А баб слушать – легче вообще на свете не жить. Обувать сперва нужно правую ногу; со двора не выезжать, если вороны рядком на заборе сидят; шагать через порог нужно с левой ноги; вечером со двора никому ничего не давать; зимой в дороге метель не слушать… Да ещё столько всего, что и не упомнить! То ли дело батюшкина наука: перед каждым делом лоб перекрестить да, выходя надолго со двора, поклониться подворью.
Бабы тихонько вышли из избы, поглядывая на Сёмку. А у мамы глаза покраснели. Эх, довели её эти клуши! Жаль, батюшка в извозе. Но Сёмка и сам за мать постоять может.
Но тут по улице пронёсся вопль – жуткий, многоголосый. Сначала Сёмка ничего разобрать не смог. А потом окаменел от случившейся беды.

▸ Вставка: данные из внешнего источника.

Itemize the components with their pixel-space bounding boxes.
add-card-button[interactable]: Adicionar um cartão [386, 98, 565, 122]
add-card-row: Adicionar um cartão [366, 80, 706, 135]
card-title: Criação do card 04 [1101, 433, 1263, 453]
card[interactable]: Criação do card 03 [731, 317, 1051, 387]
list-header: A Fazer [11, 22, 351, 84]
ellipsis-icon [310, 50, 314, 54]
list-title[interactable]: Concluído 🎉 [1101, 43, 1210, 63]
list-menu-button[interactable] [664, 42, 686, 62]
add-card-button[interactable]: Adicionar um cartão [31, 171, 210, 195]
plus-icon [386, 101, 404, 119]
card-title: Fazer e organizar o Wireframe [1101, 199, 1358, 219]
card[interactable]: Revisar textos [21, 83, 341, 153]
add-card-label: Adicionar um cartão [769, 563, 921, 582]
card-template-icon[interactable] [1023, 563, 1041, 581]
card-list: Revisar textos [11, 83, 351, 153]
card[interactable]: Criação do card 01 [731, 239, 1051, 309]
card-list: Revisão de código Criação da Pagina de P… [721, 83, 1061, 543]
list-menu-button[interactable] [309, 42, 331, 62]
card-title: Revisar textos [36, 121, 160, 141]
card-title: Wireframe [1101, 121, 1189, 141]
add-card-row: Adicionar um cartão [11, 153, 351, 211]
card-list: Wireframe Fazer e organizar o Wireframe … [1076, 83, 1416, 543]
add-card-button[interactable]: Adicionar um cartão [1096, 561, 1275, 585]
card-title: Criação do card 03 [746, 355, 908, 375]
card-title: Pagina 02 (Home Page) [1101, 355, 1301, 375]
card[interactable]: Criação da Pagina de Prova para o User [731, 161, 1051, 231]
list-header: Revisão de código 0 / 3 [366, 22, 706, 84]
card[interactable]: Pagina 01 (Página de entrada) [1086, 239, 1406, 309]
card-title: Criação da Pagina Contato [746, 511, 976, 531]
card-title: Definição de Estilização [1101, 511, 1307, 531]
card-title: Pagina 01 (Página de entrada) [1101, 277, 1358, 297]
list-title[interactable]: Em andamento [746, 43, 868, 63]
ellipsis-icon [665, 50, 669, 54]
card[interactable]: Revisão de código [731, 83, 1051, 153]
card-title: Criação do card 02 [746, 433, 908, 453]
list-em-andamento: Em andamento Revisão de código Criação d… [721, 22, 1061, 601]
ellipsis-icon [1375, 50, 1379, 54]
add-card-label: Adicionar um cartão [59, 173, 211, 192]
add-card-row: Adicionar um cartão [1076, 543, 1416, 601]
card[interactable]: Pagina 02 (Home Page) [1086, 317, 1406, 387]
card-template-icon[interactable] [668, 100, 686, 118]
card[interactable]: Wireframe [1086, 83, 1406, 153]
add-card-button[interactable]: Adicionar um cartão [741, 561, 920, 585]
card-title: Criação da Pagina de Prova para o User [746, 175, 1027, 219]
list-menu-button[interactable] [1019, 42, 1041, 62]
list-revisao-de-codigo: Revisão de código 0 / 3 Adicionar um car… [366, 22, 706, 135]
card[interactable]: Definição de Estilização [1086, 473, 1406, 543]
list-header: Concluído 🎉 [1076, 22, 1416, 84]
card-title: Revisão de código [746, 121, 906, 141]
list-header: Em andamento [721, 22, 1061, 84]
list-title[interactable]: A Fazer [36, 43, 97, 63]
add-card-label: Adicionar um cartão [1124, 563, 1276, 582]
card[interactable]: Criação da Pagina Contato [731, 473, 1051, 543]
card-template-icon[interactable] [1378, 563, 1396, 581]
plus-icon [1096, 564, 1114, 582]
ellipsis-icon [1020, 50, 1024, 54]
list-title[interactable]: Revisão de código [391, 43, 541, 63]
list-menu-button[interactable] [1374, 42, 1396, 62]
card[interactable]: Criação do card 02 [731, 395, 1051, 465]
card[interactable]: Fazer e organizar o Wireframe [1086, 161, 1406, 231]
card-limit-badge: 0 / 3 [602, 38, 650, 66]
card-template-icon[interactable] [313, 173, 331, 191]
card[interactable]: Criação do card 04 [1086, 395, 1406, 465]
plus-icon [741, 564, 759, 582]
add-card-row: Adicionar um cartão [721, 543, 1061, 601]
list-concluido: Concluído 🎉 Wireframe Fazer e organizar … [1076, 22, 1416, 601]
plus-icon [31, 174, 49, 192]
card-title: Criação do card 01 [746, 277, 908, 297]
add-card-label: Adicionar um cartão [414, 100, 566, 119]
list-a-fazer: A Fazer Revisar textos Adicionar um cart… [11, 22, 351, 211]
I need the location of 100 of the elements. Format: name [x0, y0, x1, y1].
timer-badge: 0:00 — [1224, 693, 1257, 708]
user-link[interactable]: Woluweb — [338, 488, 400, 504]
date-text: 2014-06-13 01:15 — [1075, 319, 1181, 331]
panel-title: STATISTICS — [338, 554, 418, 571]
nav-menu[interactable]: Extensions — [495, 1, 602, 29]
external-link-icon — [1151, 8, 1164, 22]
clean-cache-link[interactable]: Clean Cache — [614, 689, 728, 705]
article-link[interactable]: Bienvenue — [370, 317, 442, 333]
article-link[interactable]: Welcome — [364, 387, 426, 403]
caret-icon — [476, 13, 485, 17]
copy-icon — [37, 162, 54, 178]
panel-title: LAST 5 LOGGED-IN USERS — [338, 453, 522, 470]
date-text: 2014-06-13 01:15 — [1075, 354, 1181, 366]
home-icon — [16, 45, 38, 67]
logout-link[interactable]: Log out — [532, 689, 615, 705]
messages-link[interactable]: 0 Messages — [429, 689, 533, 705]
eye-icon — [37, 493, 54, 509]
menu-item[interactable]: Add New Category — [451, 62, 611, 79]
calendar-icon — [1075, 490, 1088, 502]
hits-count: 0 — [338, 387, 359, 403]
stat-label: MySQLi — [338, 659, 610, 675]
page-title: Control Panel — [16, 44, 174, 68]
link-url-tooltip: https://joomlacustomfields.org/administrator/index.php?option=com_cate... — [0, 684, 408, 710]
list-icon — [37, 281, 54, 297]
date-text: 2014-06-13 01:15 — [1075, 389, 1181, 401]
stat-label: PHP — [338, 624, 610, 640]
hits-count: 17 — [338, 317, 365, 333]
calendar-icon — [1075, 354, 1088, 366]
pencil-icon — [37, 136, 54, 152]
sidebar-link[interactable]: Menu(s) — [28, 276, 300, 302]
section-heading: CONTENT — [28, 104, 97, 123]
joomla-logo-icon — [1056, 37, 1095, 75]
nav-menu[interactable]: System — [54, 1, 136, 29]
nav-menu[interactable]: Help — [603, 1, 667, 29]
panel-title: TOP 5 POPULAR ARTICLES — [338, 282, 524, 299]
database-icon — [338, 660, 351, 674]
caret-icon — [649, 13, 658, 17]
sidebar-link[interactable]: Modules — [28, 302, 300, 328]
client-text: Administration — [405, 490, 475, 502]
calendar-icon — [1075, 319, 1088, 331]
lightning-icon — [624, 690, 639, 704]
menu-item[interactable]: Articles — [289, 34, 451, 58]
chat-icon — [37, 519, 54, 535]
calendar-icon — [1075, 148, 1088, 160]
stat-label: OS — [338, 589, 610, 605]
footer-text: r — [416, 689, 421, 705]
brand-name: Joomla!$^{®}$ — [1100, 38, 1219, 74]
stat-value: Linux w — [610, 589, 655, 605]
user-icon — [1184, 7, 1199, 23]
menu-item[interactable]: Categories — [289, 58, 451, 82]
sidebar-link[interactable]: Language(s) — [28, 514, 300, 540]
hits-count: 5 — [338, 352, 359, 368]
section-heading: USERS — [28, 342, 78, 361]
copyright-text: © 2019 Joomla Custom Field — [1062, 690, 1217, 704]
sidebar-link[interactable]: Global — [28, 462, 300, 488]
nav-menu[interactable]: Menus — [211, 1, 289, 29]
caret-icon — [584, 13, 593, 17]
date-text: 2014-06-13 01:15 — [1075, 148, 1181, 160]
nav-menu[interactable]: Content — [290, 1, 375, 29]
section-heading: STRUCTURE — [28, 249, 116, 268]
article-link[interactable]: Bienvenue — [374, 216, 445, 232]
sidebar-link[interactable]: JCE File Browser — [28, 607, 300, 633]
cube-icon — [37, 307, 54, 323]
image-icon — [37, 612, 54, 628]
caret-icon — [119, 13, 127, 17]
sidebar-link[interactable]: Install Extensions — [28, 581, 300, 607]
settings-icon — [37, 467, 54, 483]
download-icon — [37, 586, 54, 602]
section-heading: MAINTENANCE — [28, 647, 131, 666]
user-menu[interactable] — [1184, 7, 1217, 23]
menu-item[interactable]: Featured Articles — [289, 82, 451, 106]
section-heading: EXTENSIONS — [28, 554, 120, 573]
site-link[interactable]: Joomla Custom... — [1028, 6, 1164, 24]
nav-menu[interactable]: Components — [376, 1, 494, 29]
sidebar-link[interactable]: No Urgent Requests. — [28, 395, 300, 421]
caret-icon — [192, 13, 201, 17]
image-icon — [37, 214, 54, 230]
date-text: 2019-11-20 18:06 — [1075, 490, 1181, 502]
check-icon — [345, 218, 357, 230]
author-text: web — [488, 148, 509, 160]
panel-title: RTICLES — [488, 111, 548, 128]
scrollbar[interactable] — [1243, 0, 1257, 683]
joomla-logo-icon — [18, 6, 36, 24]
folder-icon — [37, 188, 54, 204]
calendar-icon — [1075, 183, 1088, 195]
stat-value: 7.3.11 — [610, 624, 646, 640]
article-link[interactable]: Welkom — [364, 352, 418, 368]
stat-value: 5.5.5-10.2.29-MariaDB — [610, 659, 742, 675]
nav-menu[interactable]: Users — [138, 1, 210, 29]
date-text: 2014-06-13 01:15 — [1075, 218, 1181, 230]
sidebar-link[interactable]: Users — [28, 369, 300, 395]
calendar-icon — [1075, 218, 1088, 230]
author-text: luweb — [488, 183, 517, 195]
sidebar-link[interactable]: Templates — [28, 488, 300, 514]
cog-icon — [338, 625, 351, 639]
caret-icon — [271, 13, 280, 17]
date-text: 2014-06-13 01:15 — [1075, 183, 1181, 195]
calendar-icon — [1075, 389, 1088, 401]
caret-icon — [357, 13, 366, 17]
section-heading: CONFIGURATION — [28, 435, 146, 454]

Малые девчонки отправились в поле цветов собрать. И Галинка, первенец молодого кузнеца, четырёх лет от роду, побежала прочь, радостно крича, что дальше ещё цветиков больше, да и все они невиданной красы. За ней присматривали двоюродные сестрёнки-близняшки, они и видели, как Галинка сред чиста поля и бела дня куда-то исчезла.
Галинкина мать голосила на всё село, а кузнец с мужиками побежал искать. Кто поразумнее, на коня сел да ружьишко взял. Все остальные понеслись толпой. Впереди – охотничьи собаки.
Сёмка схватил топор, и только его рубаха за воротами мелькнула.
А в избе Обрухина Нюра, дочь бабкиного сына Мирона, залилась слезами и растолкала разоспавшуюся бабку:
– Ты пошто позволила лесовке к Сёмушке подобраться? Неужто не почуяла сестрицу-то?
– Стара я… больше века среди людей живу. Какая уж тут чуйка… – ответила бабка. – Спасибо, что не выдала меня людям, хотя Сёушке всё равно против лесовки выйти придётся.
– Не ради тебя не выдала. Сыновья у меня. Как им жизнь устраивать, если род от нежити ведут? – ответила Нюра. – Скажи и мне, отчего к прадеду моему прилепилась. И неужто из-за ранней гибели его так долго живёшь? Али снова правду скроешь?
– Дура ты, Нюрка. Видать, судьба тебя обделила, если спрашиваешь, отчего к мужику можно прикипеть так, что ничем не отдерёшь, – сонно пробормотала бабка. А погибель всегда за спинами смельчаков таится. Так и мой Прошенька на сплаве не уберёгся… – ответила бабка и по новой захрапела.
Разъярённый Сёмка нёсся по лесу, не пропуская ни сломанной веточки, ни примятой травы. Видел и птицу в ветвях, и белку на ветке, и ободранную рогами сохатого кору. И вдруг услышал звонкие детские голоса.